I can understand the thought behind it. We tap phones, we intercept packages, we follow people around. As long as there is a warrant, there is nothing wrong with that. But now you have this pretty much unbreakable kind of communication that goes around the world that you can't intercept, while it would be very valuable in some cases. Personally I find the whole demand from some for absolute privacy online a bit overblown.
Problem is, there is also nothing stopping a terrorist group from coding its own app and slapping encryption on it. So how valuable is it to demand Whatsapp and others to built in backdoors for the government.

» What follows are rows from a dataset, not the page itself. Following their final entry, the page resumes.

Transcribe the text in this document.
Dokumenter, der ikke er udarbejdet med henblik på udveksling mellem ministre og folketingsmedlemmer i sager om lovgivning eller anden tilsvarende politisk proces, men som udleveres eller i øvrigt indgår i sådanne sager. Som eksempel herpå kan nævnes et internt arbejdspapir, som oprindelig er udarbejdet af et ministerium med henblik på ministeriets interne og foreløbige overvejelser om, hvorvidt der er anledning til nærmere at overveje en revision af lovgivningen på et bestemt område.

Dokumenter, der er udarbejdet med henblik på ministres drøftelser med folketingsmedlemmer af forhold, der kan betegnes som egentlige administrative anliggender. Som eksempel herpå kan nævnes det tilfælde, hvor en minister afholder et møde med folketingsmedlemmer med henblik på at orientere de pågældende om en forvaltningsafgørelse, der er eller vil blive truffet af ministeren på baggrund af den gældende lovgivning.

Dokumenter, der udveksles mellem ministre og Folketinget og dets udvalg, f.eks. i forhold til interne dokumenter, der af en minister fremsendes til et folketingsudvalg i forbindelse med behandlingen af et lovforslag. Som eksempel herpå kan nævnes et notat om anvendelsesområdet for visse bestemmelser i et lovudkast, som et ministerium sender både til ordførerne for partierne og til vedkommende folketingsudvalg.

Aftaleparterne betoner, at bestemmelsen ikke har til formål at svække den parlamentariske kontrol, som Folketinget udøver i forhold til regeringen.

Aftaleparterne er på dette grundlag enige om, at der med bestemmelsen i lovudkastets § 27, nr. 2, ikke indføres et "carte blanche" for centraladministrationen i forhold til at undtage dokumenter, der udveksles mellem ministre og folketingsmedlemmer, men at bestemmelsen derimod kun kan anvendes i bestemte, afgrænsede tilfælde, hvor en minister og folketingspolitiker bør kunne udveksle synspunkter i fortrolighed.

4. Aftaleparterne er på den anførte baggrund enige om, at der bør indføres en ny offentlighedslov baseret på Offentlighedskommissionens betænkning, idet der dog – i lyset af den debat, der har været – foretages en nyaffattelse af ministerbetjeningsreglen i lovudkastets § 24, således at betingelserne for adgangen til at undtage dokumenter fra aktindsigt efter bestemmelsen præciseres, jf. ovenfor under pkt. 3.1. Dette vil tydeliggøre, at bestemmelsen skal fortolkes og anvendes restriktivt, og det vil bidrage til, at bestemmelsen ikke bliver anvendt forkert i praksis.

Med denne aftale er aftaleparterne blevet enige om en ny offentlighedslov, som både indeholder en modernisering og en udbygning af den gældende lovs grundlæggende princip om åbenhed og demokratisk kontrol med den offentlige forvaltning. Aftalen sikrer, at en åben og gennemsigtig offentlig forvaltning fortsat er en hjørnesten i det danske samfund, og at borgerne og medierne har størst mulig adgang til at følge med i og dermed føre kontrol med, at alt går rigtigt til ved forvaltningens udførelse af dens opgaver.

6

There's also the underlying issue that creating this vulnerability for police usage does not mean it will actually
stay limited to police usage. The medium doesn't help either: tapping phones, intercepting packages, stalking - these all require some degree of physical access to the person and/or materials. Digital messaging, and the interception thereof, throws that on its head entirely; you can be on another continent, having never been in the same country as the target, but still potentially get their info. That's not just for police and terrorists, that can be for hackers wanting blackmail, and the knowledge that a backdoor absolutely exists would be quite encouraging to such criminals. Fine, you feel personal privacy does not fully trump the security needs of society - that's a pretty reasonable stance and the one people always touch on. What they're far less willing to acknowledge is that creating such vulnerabilities for the police will make them potentially accessible by someone
other than the police.
To put it in terms of analogy, if it was known that the police had access to an array of skeleton keys, provided to them by every lock manufacturer, and each key would open every lock made by those manufacturers, the response by criminals wouldn't even be to try to steal those keys; it would be to experiment, knowing there was at least one particular combination that would open all locks of a given manufacturer.